| Literature DB >> 35434002 |
Yan Zhang1,2,3, Shengzhao Hu3, Haihua Huang1, Jianying Liu1.
Abstract
Background: Maturity-onset diabetes of the young (MODY) is one type of monogenic diabetes that is often misdiagnosed. The case refers to a case of maturity-onset diabetes of the young 12 (MODY12) who was misdiagnosed with type 1 diabetes (T1DM), and this was the first case of MODY12 induced by a large deletion of the ATP-binding cassette transporter C8 gene (ABCC8). Additionally, a literature review was conducted regarding the pathological mechanisms, clinical manifestations, diagnosis, and treatment of ABCC8-mutated diabetes. Case Description: A 22 years old, male patient had been misdiagnosed with T1DM for 4 years and had experienced poor glucose control with multiple daily insulin injections. Their glycated hemoglobin (HbA1c) was 12.9% at the time of admission and they had been experiencing frequent hypoglycemia. Next-generation sequencing found that the chr11p15.1 region had large fragment heterozygous deletion of exon 17 of the ABCC8 gene. According to the genetic test results, the patient was diagnosed as MODY12, insulin treatment was gradually stopped and converted to glimepiride for oral administration, and HbA1c decreased to 6.1%. After oral treatment for 8 months, the glimepride was stopped; however, HbA1c was 5.9% after 6 months of drug withdrawal and C-peptide level became elevated [fasting C-peptide (FCP) increase from 0.8 to 7.5 ng/mL, and 2 h postprandial C-peptide increase from 0.7 to. 4.1 ng/mL]. Conclusions: It is easy for underweight MODY patients to be misdiagnosed with T1DM. For T1DM patients with poor insulin treatment effects, repeated hypoglycemia, and persistent insulin secretion level, ABCC8 or other genes related to monogenic diabetes should be screened. An early diagnosis and transition of treatment can help improve prognosis. 2022 Annals of Translational Medicine. All rights reserved.Entities:
Keywords: ATP-binding cassette transporter C8 gene (ABCC8); Maturity-onset diabetes of the young (MODY); case report; diabetes mellitus; type 1; type 12
Year: 2022 PMID: 35434002 PMCID: PMC9011213 DOI: 10.21037/atm-22-807
Source DB: PubMed Journal: Ann Transl Med ISSN: 2305-5839
Figure 1Bioinformatics analysis of ABCC8 gene sequencing result: the black line represents sample, the descent loop represents the heterozygous deletion region.

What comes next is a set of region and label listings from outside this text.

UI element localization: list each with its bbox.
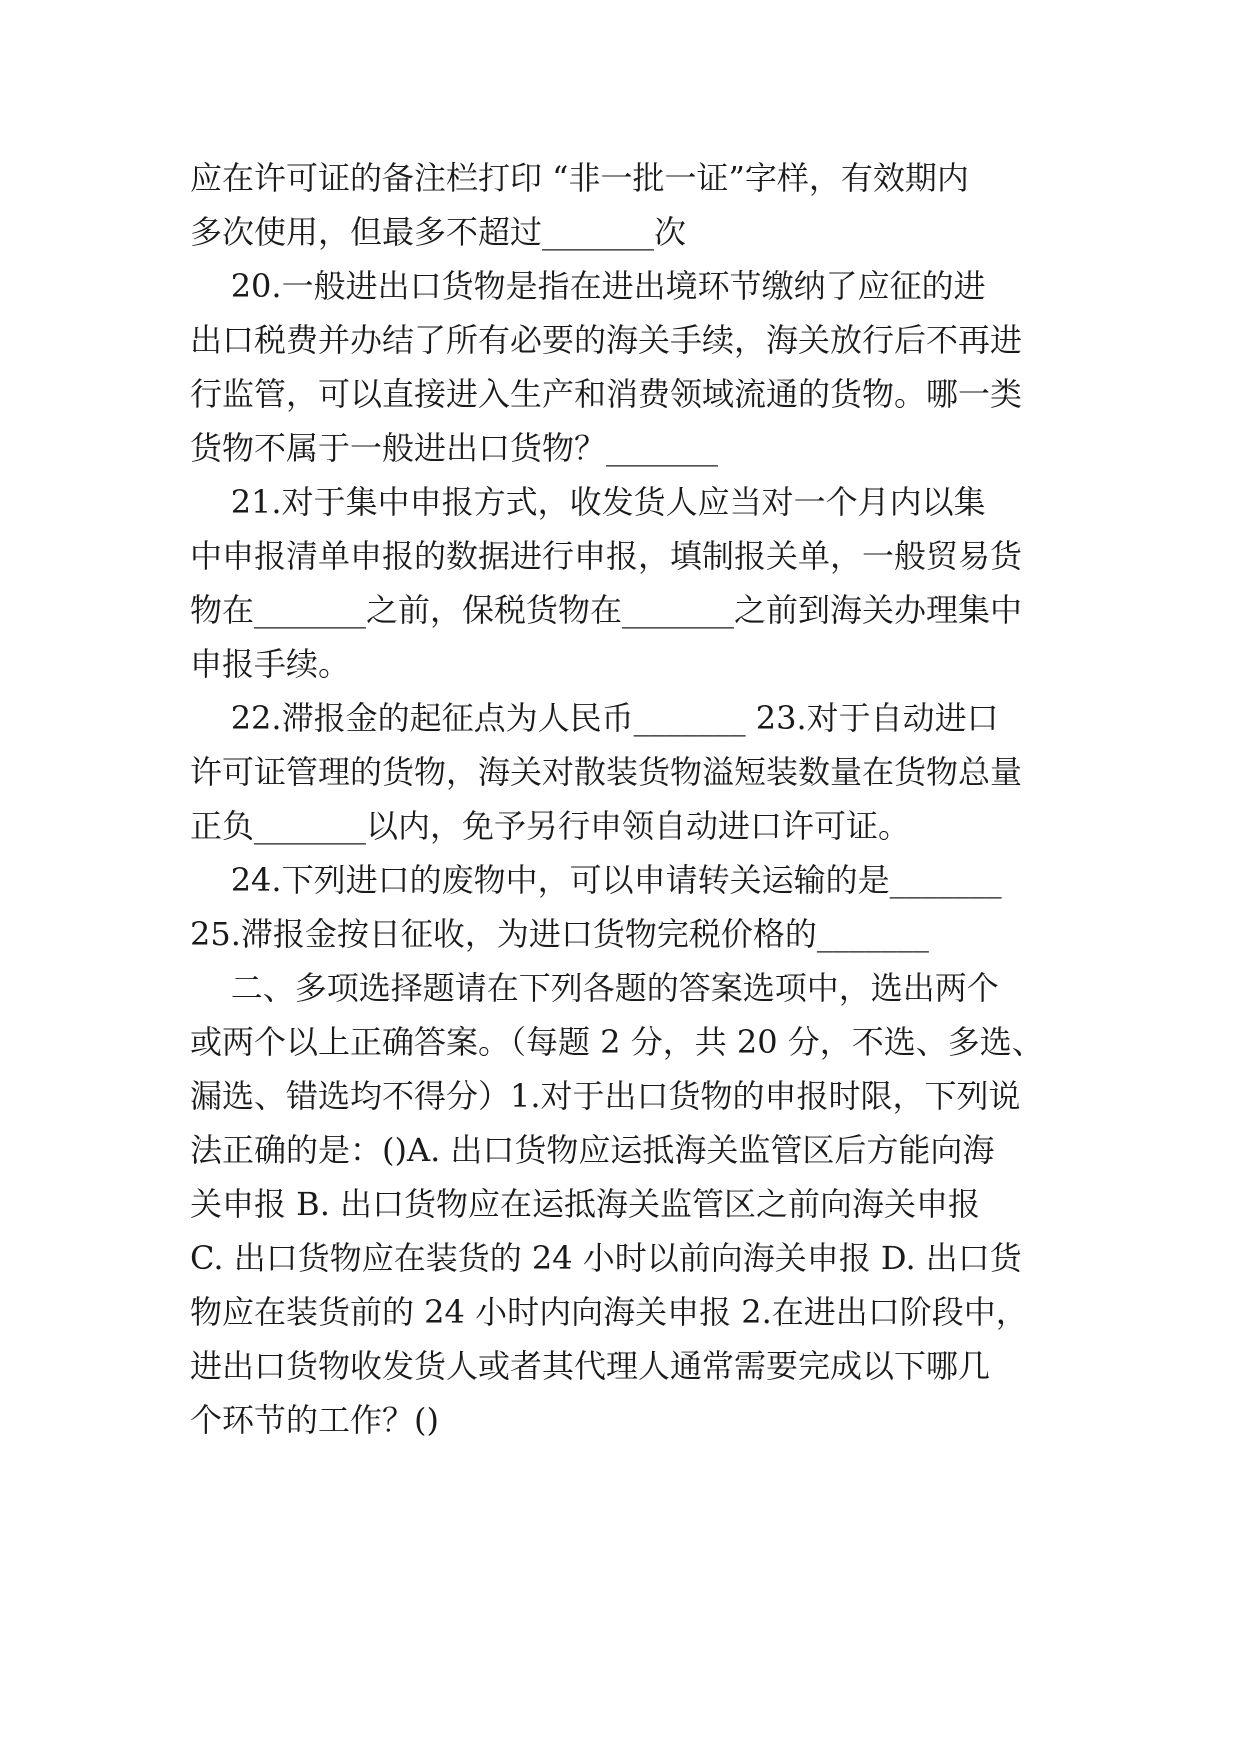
text-line: 或两个以上正确答案。（每题 2 分，共 20 分，不选、多选、	[190, 1023, 1044, 1061]
text-line: 中申报清单申报的数据进行申报，填制报关单，一般贸易货	[190, 537, 1023, 575]
text-line: 22.滞报金的起征点为人民币_______ 23.对于自动进口	[190, 699, 999, 737]
text-line: 个环节的工作？()	[190, 1401, 439, 1439]
text-line: 出口税费并办结了所有必要的海关手续，海关放行后不再进	[190, 321, 1023, 359]
text-line: 应在许可证的备注栏打印 “非一批一证”字样，有效期内	[190, 159, 969, 197]
text-line: 许可证管理的货物，海关对散装货物溢短装数量在货物总量	[190, 753, 1023, 791]
text-line: 物应在装货前的 24 小时内向海关申报 2.在进出口阶段中，	[190, 1293, 1028, 1331]
text-line: 20.一般进出口货物是指在进出境环节缴纳了应征的进	[190, 267, 986, 305]
text-line: 进出口货物收发货人或者其代理人通常需要完成以下哪几	[190, 1347, 991, 1385]
text-line: 多次使用，但最多不超过_______次	[190, 213, 687, 251]
text-line: 正负_______以内，免予另行申领自动进口许可证。	[190, 807, 911, 845]
text-line: 货物不属于一般进出口货物？_______	[190, 429, 719, 467]
text-line: C. 出口货物应在装货的 24 小时以前向海关申报 D. 出口货	[190, 1239, 1022, 1277]
text-line: 法正确的是：()A. 出口货物应运抵海关监管区后方能向海	[190, 1131, 995, 1169]
text-line: 24.下列进口的废物中，可以申请转关运输的是_______	[190, 861, 1002, 899]
text-line: 25.滞报金按日征收，为进口货物完税价格的_______	[190, 915, 929, 953]
text-line: 漏选、错选均不得分）1.对于出口货物的申报时限，下列说	[190, 1077, 1021, 1115]
text-line: 关申报 B. 出口货物应在运抵海关监管区之前向海关申报	[190, 1185, 981, 1223]
text-line: 物在_______之前，保税货物在_______之前到海关办理集中	[190, 591, 1023, 629]
text-line: 21.对于集中申报方式，收发货人应当对一个月内以集	[190, 483, 986, 521]
text-line: 行监管，可以直接进入生产和消费领域流通的货物。哪一类	[190, 375, 1023, 413]
text-line: 二、多项选择题请在下列各题的答案选项中，选出两个	[190, 969, 999, 1007]
text-line: 申报手续。	[190, 645, 351, 683]
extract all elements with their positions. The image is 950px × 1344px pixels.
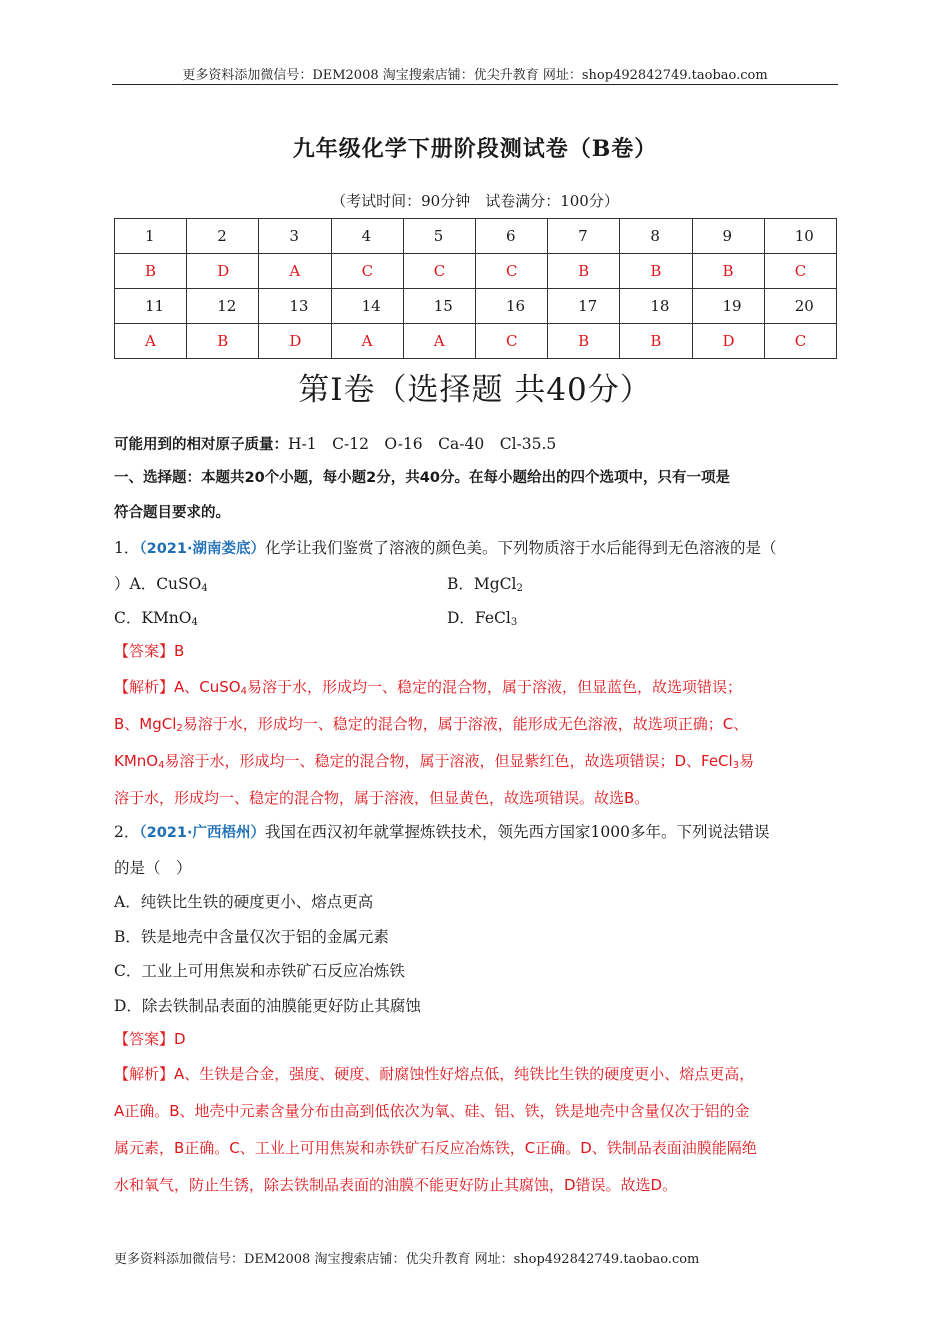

Timeline of diagnosis and treatment
| Publication date | July, 2014 | February, 2018 | April, 2018 | July, 2018 | February, 2019 |
|---|---|---|---|---|---|
| Diagnosis | T1DM | Suspected MODY | Confirmed MODY12 | MODY12 | MODY12 |
| Treatment | Novolin R+Glargine (50 U/day) | Novolin R + Glargine (26 U/day) + Glimepiride (4 mg/day) | Glimepiride (2 mg/day) | Glimepiride (2 mg/day) | Drug withdraw for 6 months |
| C-peptide (ng/mL) | – | FCP:0.9; 1-h CP:0.8; 2-h CP:0.7 | – | – | FCP:7.5; 2-h CP:4.1; |
| Glycemic level | – | HbA1c: 12.9%; FBG: 23.41 mmol/L | – | HbA1c: 6.1%; FBG: 7.49 mmol/L | HbA1c: 5.9%; FBG: 6.53 mmol/L; 2hPG: 7.63 mmol/L |
| Hypoglycemia | – | Frequently | No | No | No |
T1DM, type 1 diabetes; MODY, Maturity-onset diabetes of the young; FCP, fasting C-peptide; 1-h CP, one hour postprandial C-peptide; 2-h CP, two-hour postprandial C-peptide; FBG, fasting blood glucose; 2hPG, two-hour postprandial glucose; HbA1c, glycosylated hemoglobin A1c.